My own conversion to the feeling that an organized plan was an absolute necessity came about in this way.
About the year 1890 I was still following the haphazard fashion of giving here and there as appeals presented themselves. I investigated as I could, and worked myself almost to a nervous break-down in groping my way, without sufficient guide or chart, through this ever-widening field of philanthropic endeavour. There was then forced upon me the necessity to organize and plan this department of our daily tasks on as distinct lines of progress as we did our business affairs; and I will try to describe the underlying principles we arrived at, and have since followed out, and hope still greatly to extend.
It may be beyond the pale of good taste to speak at all of such a personal subject—I am not unmindful of this—but I can make these observations with at least a little better grace because so much of the hard work and hard thinking are done by my family and associates, who devote their lives to it.
Every right-minded man has a philosophy of life, whether he knows it or not. Hidden away in his mind are certain governing principles, whether he formulates them in words or not, which govern his life. Surely his ideal ought to be to contribute all that he can, however little it may be, whether of money or service, to human progress.
Certainly one’s ideal should be to use one’s means, both in one’s investments and in benefactions, for the advancement of civilization. But the question as to what civilization is and what are the great laws which govern its advance have been seriously studied. Our investments not less than gifts have been directed to such ends as we have thought would tend to produce these results. If you were to go into our office, and ask our committee on benevolence or our committee on investment in what they consider civilization to consist, they would say that they have found in their study that the most convenient analysis of the elements which go to make up civilization runs about as follows:
1st. Progress in the means of subsistence, that is to say, progress in abundance and variety of food-supply, clothing, shelter, sanitation, public health, commerce, manufacture, the growth of the public wealth, etc.
2nd. Progress in government and law, that is to say, in the enactment of laws securing justice and equity to every man, consistent with the largest individual liberty, and the due and orderly enforcement of the same upon all.
3rd. Progress in literature and language.

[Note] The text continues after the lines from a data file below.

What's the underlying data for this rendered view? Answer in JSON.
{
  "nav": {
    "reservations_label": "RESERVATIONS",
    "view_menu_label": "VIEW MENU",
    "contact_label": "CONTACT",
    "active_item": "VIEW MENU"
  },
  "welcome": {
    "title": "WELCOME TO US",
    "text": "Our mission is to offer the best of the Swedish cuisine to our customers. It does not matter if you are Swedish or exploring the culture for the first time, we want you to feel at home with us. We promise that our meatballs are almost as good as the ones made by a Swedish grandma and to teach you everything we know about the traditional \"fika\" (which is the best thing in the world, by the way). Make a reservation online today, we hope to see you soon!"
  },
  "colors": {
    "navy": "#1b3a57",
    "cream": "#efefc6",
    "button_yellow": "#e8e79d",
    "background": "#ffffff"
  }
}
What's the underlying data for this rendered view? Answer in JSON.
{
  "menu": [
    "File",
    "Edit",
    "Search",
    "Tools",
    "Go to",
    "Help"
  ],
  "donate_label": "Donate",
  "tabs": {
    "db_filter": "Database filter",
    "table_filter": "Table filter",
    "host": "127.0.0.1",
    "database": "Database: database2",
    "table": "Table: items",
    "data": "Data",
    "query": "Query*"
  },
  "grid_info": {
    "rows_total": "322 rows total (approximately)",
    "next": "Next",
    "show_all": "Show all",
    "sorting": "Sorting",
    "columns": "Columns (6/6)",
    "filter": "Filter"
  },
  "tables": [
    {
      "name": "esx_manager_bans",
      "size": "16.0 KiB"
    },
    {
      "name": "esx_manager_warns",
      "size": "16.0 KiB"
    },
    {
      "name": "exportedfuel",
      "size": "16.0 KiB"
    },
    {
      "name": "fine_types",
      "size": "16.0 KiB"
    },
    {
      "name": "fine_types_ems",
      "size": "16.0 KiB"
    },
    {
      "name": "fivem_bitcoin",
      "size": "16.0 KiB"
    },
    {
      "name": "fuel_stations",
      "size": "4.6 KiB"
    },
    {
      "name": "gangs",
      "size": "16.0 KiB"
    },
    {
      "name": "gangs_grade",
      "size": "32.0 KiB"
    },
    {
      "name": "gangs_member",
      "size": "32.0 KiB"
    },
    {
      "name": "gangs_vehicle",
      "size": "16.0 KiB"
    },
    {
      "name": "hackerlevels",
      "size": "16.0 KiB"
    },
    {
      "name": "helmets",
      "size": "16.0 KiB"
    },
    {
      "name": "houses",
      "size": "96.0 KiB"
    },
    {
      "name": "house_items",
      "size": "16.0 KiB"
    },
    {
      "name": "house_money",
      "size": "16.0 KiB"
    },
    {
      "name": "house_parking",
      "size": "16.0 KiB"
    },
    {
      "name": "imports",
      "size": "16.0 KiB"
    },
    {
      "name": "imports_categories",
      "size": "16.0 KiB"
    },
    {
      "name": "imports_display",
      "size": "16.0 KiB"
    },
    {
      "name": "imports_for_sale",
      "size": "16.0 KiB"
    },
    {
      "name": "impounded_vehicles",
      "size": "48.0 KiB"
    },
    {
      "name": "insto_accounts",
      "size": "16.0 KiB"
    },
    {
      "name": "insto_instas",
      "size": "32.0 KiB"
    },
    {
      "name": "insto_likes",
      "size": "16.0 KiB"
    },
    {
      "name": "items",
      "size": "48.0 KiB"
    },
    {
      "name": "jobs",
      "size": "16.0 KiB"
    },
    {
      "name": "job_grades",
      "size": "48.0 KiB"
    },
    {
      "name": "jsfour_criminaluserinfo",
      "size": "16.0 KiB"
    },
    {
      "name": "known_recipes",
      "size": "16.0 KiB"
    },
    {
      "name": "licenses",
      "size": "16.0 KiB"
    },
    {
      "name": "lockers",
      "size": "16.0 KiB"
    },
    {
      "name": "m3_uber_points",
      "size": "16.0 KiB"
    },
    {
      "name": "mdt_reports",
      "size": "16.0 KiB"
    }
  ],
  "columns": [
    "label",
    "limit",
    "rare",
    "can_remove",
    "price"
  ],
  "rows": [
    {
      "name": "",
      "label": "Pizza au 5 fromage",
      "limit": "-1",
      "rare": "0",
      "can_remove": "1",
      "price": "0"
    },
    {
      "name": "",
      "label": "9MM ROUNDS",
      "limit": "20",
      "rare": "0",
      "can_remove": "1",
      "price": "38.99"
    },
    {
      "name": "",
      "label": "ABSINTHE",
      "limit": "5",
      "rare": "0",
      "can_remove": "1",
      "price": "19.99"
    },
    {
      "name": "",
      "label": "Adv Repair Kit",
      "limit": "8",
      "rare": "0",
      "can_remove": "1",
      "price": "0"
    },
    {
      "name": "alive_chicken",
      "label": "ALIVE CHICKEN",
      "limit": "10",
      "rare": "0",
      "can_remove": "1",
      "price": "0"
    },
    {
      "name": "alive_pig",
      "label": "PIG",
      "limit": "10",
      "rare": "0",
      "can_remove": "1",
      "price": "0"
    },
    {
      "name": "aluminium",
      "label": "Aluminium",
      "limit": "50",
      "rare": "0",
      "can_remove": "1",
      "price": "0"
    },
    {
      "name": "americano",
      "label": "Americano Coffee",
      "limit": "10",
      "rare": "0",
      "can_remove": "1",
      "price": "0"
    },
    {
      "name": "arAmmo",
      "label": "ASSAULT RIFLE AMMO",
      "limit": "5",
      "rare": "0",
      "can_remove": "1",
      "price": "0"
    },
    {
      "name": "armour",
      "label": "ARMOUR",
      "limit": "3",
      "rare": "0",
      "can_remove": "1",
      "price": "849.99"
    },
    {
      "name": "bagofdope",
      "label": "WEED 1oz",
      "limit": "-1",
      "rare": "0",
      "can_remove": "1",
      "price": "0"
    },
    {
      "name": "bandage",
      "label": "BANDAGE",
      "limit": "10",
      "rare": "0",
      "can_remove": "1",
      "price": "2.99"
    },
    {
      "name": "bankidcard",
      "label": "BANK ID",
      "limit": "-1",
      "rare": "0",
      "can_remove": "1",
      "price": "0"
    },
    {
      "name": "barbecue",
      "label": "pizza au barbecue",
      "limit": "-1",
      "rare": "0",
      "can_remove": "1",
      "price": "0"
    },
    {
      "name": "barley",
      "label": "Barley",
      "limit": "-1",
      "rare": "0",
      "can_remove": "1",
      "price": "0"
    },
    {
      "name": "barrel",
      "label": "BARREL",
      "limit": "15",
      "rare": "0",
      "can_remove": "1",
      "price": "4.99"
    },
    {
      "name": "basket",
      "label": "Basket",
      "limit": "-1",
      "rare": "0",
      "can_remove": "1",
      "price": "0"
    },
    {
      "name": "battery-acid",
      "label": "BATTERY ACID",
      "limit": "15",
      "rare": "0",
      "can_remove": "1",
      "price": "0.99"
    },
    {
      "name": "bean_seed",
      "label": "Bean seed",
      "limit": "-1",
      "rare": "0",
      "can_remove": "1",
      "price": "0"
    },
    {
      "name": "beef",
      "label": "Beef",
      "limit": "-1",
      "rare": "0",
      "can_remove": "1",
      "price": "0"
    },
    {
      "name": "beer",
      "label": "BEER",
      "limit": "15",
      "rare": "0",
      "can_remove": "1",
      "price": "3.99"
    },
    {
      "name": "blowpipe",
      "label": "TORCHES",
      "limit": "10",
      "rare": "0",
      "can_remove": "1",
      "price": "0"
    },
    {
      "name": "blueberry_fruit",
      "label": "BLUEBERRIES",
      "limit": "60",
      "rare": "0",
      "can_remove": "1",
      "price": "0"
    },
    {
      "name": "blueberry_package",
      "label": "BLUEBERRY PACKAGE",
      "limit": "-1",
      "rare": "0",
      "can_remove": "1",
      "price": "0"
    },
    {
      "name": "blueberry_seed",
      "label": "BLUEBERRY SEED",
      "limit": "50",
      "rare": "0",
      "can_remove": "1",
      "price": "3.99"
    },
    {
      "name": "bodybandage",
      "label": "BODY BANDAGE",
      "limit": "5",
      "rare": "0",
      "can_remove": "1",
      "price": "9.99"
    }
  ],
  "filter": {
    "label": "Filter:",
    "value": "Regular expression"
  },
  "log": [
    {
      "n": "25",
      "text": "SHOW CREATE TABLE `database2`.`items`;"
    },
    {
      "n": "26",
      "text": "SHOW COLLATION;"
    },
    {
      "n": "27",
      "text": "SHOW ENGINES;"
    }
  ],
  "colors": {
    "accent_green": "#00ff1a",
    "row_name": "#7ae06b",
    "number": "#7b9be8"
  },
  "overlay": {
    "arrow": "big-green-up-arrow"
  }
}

4th. Progress in science and philosophy.
5th. Progress in art and refinement.
6th. Progress in morality and religion.
If you were to ask them, as indeed they are very often asked, which of these they regard as fundamental, they would reply that they would not attempt to answer, that the question is purely an academic one, that all these go hand in hand, but that historically the first of them—namely, progress in means of subsistence—had generally preceded progress in government, in literature, in knowledge, in refinement, and in religion. Though not itself of the highest importance, it is the foundation upon which the whole superstructure of civilization is built, and without which it could not exist.